Live favourite and riotous album closer ‘Pyrotechnician’ meanwhile surely stands as the only song ever written about lusting after a stunt coordinator. “I remember I was living in a tiny little studio flat in Kentish Town in London,” Louise states. “It was back in the day when we’d stay up all night and watch ridiculous documentaries on TV. I was watching one about a pyrotechnician and it was just one of those glorious things, ‘I wanna be this person, I wanna burn stuff!’ I think I just went and wrote it after watching a programme about someone whose job it was. What an extraordinary thing to be! Obviously, it’s much larger than that, burning stuff down, changing things, so it becomes a sort of parable for change and rebellion and all of those things that were very much at the heart of Sleeper when we first began.”
Looking beyond the tour a new record is already beginning to take shape. “Yeah, it definitely is, we’ve been writing new stuff. It’s one of the loveliest things you can do I think, being creative when we’re in the current circumstances. When you can’t step outside your door hardly, to be able to go somewhere with music feels like a real luxury. It’s not easy to do as well, everything feels sort of incredibly sludgy at the moment doesn’t it? Sometimes putting yourself above all that is quite hard. But when it happens it feels like a bit of a joy.”
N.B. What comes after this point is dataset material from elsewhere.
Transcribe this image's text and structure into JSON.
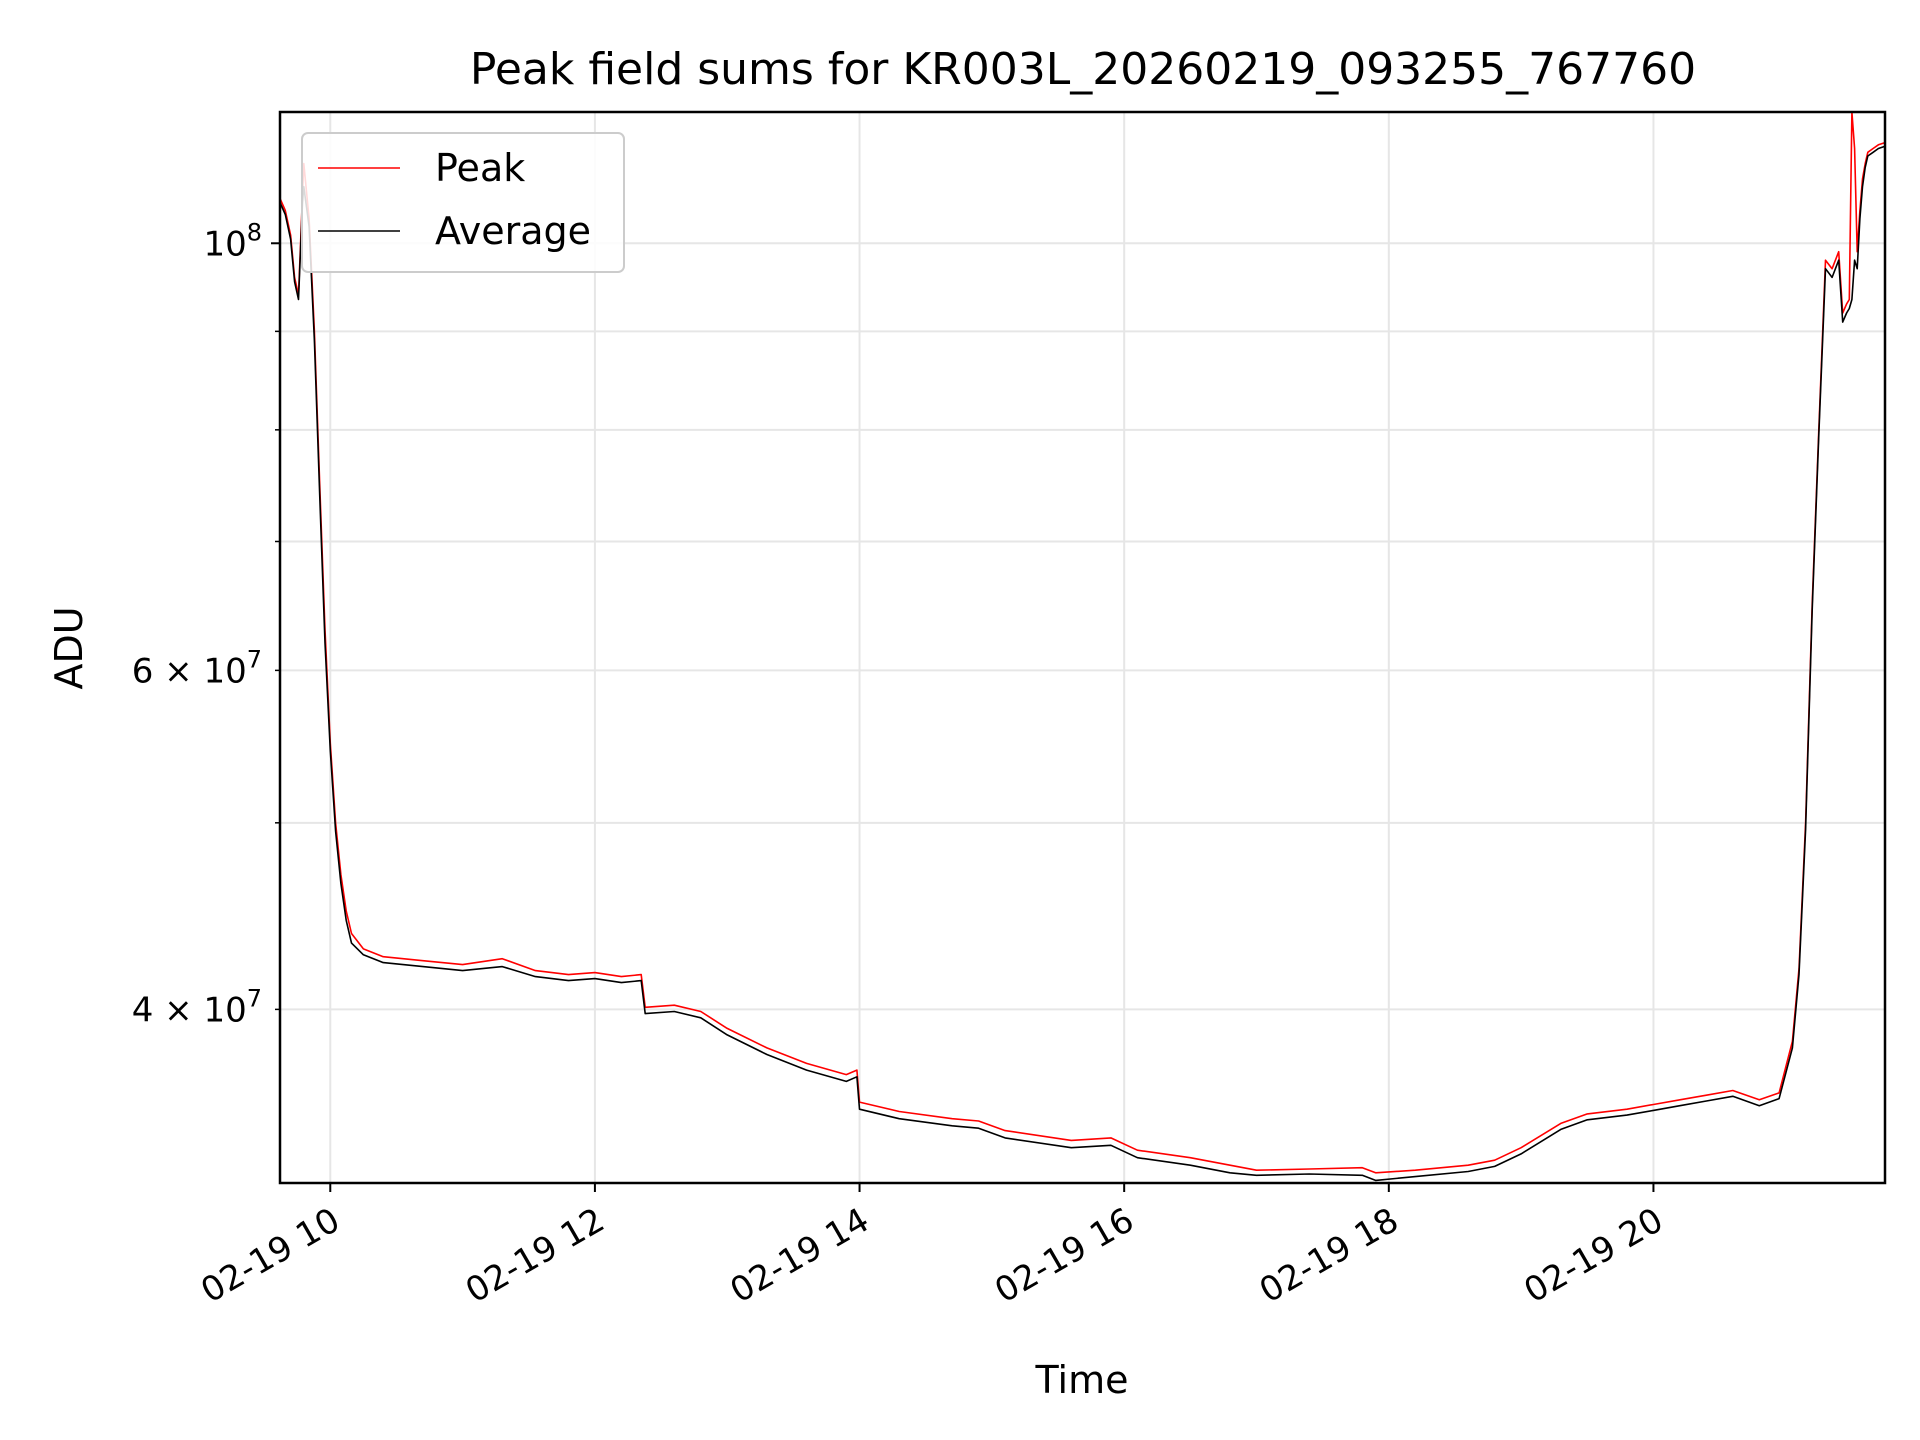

“Just before this last lockdown I was in the centre of Brighton and there was this band busking, you know how some buskers are just phenomenal?” Louise says as the interview wraps up. “They had a drummer and they were a fully formed band. There were all these people stood round them socially distanced, dancing, and it was just extraordinary. I hadn’t seen anything like that for so long. Experiencing it again is going to feel magical I hope.”